Le rôle du gouvernement sera différent dans des pays comme la Chine, où les autorités opéreront une transition de la dépendance aux sources externes de croissance vers une demande plus équilibrée. Comme ce changement de cap implique des réalignements nationaux fondamentaux, ce rééquilibrage sera à la fois graduel et non linéaire.
Les perspectives d’avenir des autres économies sont plus incertaines. Des pays comme Chypre, entravés par l’absence de flexibilité politique, auront besoin de temps pour surmonter le choc immédiat de la crise et réorganiser leurs modèles de croissance.
Livrées à elles-mêmes, ces dynamiques à plusieurs vitesses pourraient se traduire par une croissance mondiale générale plus élevée, couplée à des disparités internes et transnationales plus marquées – souvent aggravées par la situation démographique.

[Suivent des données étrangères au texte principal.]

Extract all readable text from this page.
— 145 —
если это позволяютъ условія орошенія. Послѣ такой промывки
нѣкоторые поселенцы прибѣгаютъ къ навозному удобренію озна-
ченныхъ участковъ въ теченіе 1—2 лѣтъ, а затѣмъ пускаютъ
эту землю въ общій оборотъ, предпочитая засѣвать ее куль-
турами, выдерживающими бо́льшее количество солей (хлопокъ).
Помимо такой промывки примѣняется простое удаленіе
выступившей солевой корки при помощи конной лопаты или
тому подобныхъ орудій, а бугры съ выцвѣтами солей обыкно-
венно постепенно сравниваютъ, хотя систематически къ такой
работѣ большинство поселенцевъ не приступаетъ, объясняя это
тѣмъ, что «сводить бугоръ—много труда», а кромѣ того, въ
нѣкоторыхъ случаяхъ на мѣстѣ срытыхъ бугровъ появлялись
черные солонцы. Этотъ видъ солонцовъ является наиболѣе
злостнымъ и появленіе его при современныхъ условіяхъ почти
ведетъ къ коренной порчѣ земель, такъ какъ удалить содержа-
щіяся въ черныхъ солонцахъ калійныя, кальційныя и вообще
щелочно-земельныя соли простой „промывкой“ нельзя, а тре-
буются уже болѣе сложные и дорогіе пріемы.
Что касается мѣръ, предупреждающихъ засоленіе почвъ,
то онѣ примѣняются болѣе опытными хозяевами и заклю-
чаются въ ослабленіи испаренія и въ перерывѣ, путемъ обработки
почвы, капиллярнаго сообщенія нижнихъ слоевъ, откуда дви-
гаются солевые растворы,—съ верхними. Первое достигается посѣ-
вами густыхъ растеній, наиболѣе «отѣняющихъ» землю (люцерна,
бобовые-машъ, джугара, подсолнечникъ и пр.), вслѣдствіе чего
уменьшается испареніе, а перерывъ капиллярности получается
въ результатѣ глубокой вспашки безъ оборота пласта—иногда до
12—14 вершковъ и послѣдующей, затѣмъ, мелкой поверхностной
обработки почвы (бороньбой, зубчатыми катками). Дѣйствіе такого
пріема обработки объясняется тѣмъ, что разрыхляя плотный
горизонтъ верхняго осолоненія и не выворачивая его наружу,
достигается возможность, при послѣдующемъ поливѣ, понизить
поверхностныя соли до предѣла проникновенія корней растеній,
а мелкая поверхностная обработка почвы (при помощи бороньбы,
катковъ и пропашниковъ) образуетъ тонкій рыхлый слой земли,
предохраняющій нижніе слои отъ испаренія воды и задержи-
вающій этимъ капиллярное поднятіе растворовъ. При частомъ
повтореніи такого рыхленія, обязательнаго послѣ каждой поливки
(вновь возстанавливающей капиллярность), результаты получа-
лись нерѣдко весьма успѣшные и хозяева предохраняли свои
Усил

Toute la question est de savoir si les systèmes de gouvernance actuels sont en mesure de coordonner une intervention effective pour surmonter les tensions qui en résultent.
Des progrès simultanés, tant aux plans de la substance que des processus, sont nécessaires. Les Parlements et les institutions multilatérales doivent s’évertuer à faciliter la mise en œuvre d’une politique de coopération, qui passera par une volonté de réformes d’institutions désuètes, dont le lobbying politique.
Il ne faut pas sous-estimer le défi posé par la croissance à l’économie mondialisée actuelle. Les secteurs les plus solides (au sein de chaque pays et transfrontaliers) continueront à se rétablir, mais pas suffisamment pour entraîner l’ensemble de l’économie mondiale. Les secteurs les plus faibles risquent en conséquence d’être submergés à un rythme encore plus rapide. Ces tendances deviendront plus difficiles à concilier et à maintenir ordonnées si les systèmes de gouvernance échouent à s’adapter.